Barely made a dent commercially, but put the company in a difficult financial situation where build quality was a bit lower and cars a bit more expensive for a while.
The point of these punishments should never be to kill a company, but to hurt investors, who are ultimately responsible for setting the CEOs agenda.
And, well, VW stock is still down about -80% compared to pre-dieselgate. So I would say eurocapitalism working as intended.
At the time, news reports credited the scandal with forcing VW to start investing in EVs. Without that scandal, they’d still be struggling to get started
Tesla was the top EV seller in Europe? I'm surprised.
I'm guessing the top electric-only vehicle excluding hybrids and plug-in hybrids? In the two or three European countries I visit often you definitely see more of those, at least anecdotally. But maybe London City techbros and finance bros outweight everybody else? That seems plausible.
I have to say, I find all of these reports and investor analyses on Tesla's PR woes way too optimistic about how well they'll recover if and when Musk "steps away from the government". I really don't think that genie is going back in the bottle, guys.
Fair. That's the problem of reporting about Europe or even just the EU as a unit. Big place, lots of cultural differences, lots of size differences in economies and populations across those cultures.
I never really understood the deal about hybrids anyway. To me, it just seems like the worst of both worlds. One of the coolest things about EVs is that you can just charge it at home but wirth a hybrid you need to charge it in addition to also driving to the gas station to fill up the tank. The battery is also way smaller, so the electric engine doesn't take you very far anyway. And whatever engine you're using, you always have to carry the weight of the other system. And since you have both, doesn't that mean that there's way more that can break too?
And that's just talking about plug-in hybrids, the ones that generate electricity using a combustion engine just seem like ICE vehicles with extra steps.
Huh. And even with that Tesla was dominating the space? That's a shocker.
Besides telling me that every other manufacturer was massively screwing up the big thing that would seem to indicate is that penetration was extremely uneven. I came into the thread wanting to see a chart, I'm coming out of it wanting to see a map.
Tesla understood that Batteries are expensive so let's make a fancy car so customer are OK to pay for the batteries main brand either didn't have an EV or tried to make a cheap electric car, cutting down the autonomy (e.g. the Renault Zoe). Add the whole We're a progressive company, so we give Tesla rather than diesel mercedes to our executive and Tesla was the main player on the niche market for a decade.

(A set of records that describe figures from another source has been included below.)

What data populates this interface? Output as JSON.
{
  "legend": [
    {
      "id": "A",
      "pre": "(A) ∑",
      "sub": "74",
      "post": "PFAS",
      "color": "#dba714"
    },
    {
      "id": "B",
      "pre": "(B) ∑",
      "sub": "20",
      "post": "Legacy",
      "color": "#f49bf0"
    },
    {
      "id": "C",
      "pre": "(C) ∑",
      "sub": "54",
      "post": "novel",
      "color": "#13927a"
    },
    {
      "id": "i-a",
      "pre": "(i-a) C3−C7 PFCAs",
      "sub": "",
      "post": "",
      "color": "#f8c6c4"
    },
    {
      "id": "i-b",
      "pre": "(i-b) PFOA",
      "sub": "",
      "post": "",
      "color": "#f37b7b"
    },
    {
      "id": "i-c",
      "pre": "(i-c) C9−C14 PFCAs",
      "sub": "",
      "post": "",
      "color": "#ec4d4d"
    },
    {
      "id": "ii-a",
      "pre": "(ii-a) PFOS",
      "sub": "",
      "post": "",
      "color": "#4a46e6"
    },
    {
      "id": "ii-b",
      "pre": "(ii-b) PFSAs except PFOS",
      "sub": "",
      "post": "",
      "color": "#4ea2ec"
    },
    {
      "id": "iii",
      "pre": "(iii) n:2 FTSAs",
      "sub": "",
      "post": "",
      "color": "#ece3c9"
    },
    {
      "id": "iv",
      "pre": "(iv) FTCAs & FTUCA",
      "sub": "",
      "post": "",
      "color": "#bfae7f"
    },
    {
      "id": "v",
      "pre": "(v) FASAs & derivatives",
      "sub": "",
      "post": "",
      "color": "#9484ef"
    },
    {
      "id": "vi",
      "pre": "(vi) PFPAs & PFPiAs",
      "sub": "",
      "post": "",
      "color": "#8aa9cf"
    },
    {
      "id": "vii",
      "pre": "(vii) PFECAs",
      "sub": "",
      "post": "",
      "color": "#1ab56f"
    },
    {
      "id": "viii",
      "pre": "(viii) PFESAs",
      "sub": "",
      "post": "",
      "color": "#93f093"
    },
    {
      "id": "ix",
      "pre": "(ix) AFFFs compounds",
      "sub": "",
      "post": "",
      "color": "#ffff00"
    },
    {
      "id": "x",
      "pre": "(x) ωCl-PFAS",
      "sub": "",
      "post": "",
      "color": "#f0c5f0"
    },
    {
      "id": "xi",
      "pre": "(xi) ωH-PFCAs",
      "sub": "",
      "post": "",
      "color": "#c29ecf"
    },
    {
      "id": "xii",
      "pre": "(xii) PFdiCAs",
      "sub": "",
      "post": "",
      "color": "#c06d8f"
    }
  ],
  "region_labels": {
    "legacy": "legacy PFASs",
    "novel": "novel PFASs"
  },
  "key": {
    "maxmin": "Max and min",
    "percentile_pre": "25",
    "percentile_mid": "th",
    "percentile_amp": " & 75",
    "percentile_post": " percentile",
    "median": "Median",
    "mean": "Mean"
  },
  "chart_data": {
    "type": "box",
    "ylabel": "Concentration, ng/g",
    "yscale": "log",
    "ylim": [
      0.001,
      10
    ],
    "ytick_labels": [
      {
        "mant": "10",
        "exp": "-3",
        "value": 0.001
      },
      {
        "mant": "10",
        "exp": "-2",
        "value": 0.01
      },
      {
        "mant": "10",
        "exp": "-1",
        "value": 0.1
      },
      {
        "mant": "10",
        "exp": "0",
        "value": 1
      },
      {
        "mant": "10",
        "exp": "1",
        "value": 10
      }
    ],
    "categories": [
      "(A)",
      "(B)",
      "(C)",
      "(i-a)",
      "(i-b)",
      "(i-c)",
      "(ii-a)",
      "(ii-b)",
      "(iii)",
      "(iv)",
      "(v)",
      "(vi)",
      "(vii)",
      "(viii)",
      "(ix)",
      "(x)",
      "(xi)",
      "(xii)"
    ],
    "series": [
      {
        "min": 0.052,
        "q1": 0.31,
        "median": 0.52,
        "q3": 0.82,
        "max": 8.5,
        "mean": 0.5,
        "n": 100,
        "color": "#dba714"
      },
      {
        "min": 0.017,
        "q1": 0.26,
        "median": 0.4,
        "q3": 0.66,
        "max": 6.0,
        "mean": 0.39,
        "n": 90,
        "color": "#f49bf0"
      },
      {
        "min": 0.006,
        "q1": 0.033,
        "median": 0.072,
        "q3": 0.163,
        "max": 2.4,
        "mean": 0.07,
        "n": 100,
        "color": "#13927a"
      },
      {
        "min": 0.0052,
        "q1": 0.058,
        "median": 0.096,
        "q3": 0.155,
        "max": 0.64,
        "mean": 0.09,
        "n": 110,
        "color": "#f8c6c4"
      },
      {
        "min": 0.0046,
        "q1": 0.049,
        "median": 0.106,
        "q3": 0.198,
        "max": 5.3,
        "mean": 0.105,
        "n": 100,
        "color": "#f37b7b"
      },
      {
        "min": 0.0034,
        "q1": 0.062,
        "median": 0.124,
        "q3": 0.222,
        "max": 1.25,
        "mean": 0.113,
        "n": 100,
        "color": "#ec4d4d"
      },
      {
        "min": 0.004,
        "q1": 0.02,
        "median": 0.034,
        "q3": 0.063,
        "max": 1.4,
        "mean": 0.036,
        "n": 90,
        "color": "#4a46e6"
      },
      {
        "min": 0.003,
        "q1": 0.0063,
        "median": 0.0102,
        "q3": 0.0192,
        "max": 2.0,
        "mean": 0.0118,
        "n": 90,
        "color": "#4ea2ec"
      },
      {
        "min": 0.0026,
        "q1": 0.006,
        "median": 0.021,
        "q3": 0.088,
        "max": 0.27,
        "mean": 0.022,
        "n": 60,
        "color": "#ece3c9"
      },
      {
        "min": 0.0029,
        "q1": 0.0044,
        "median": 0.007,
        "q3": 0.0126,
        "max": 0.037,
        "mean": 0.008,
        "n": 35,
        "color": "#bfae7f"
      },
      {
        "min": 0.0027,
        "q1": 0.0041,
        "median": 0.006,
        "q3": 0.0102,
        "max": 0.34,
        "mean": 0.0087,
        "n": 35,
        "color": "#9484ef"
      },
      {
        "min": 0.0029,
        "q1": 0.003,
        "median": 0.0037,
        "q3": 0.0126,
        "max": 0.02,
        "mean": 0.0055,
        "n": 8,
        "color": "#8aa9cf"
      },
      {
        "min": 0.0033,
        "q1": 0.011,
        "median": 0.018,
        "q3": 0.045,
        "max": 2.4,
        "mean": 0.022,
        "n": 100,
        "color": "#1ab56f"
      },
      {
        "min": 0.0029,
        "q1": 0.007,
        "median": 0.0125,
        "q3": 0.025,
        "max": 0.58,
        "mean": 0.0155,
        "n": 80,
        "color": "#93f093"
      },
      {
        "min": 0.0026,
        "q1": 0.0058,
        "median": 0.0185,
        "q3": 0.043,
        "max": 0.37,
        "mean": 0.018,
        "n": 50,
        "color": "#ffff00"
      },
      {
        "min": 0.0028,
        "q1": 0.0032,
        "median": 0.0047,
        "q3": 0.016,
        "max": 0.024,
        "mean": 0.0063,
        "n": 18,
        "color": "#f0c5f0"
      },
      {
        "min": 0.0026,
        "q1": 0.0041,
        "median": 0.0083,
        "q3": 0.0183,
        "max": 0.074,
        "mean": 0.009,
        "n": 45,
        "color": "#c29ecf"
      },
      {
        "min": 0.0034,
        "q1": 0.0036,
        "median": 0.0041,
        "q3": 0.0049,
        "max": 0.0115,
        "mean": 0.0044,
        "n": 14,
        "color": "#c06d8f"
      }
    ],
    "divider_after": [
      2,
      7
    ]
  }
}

However, as electric car stop being a Niche, every brand has now several electrical models, from a affordable urban one_ to a comfortable and fancy one, If you can afford a Mercedes, Tesla is still an option (but then there is Musk personality not helping) but if you ain't rich, you can go to Volkswagen or Renault depending on how broke you are
You're telling me a cool story about how the Tesla business model is supposed to work. My question is why I've seen a grand total of one Tesla on the road across three countries and yet somehow it was seemingly the top EV brand.
Troed's answer above going "Teslas and full electric EVs in general are popular in very specific regional pockets" goes much further towards answering that question, I think.
I mean, plug-in hybrids are what they are, and in Europe in particular there's way less charging infrastructure, way more people living in apartments without the ability to set up a home charge station and way more anxiety about charging full electric EVs as a consequence, depending on the region. Hybrids are whatever, plug-in hybrids seem like a reasonable way to bridge that gap.
But I'm already entertaining this conversation way more than I want, because it's going to lead off on a tangent and I don't want to go on that tangent and we're going to end up in how public transport is the real answer and there are millions of threads here to go rehash that conversation.
Your point is purely anecdotal. I see lots of Teslas where I live, so there's that. I also see more BEVs than PHEVs, which is also in line with sales figures.
So, to be blunt, I think your perception is skewed or wrong.
Did the sentence "In the two or three European countries I visit often you definitely see more of those, at least anecdotally" tip you off? I find that very observant.